I seem to have read somewhere that a guy got Windows for ARM working on an M1 Mac.
Yes.

Here, using QEMU: https://forums.macrumors.com/threads...1-mac.2272013/

(Note that QEMU is mostly used to emulate the portions that Apple's Hypervisor.framework doesn't include, such as networking. The actual CPU virtualization is done by Apple.)

This setup reaches 1288/5449 scores inside Windows, using an ARM build of Geekbench. That single-threaded score is faster than any Intel Mac, but it does represent an overhead of about 32%.

And here, using Parallels: https://forums.macrumors.com/threads...#post-29408765

Again, the bulk of the virtualization is already done included in macOS, not provided by Parallels.

With Parallels, the Geekbench/ARM/virtualized Windows score is 1523/2825. I'm guessing faffoo had their VM configured to just two cores; I didn't think to ask. So the multi-core score is a little misleading. That single-core score, though!* That's just a 11.6% overhead now.

And these are both with no optimizations yet.

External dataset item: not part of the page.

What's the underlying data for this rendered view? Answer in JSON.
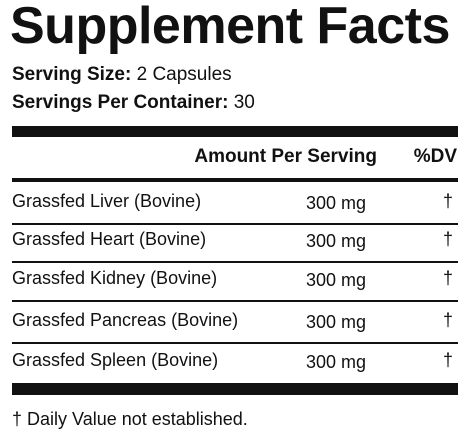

The first is basically someone's QEMU hackjob; the second is a professional approach by Parallels, but their very first beta nonetheless, and I believe they have made no mention of Windows-specific ARM optimizations yet.

Now, to be clear, all of this does leave open the question: how about x86 apps running inside the emulator inside that VM?

Quote:
Originally Posted by kscherer View Post
I didn't read much or look into performance, but it was working. So it may not be very far off. However, I think the market is going to need Microsoft's cooperation.
We shall see. Microsoft has already helped (unwittingly, it would seem) by adding 64-bit x86 emulation in beta just a few weeks ago.

I don't think either Apple or Microsoft are bothered by the idea, but Apple (and perhaps also Microsoft) just don't seem particularly invested in making it as smooth as possible. Yet?

*) There isn't currently any laptop CPU, from either AMD or Intel, that will reach this score natively. The closest is Intel's Tiger Lake i7-1165G7, at 1408.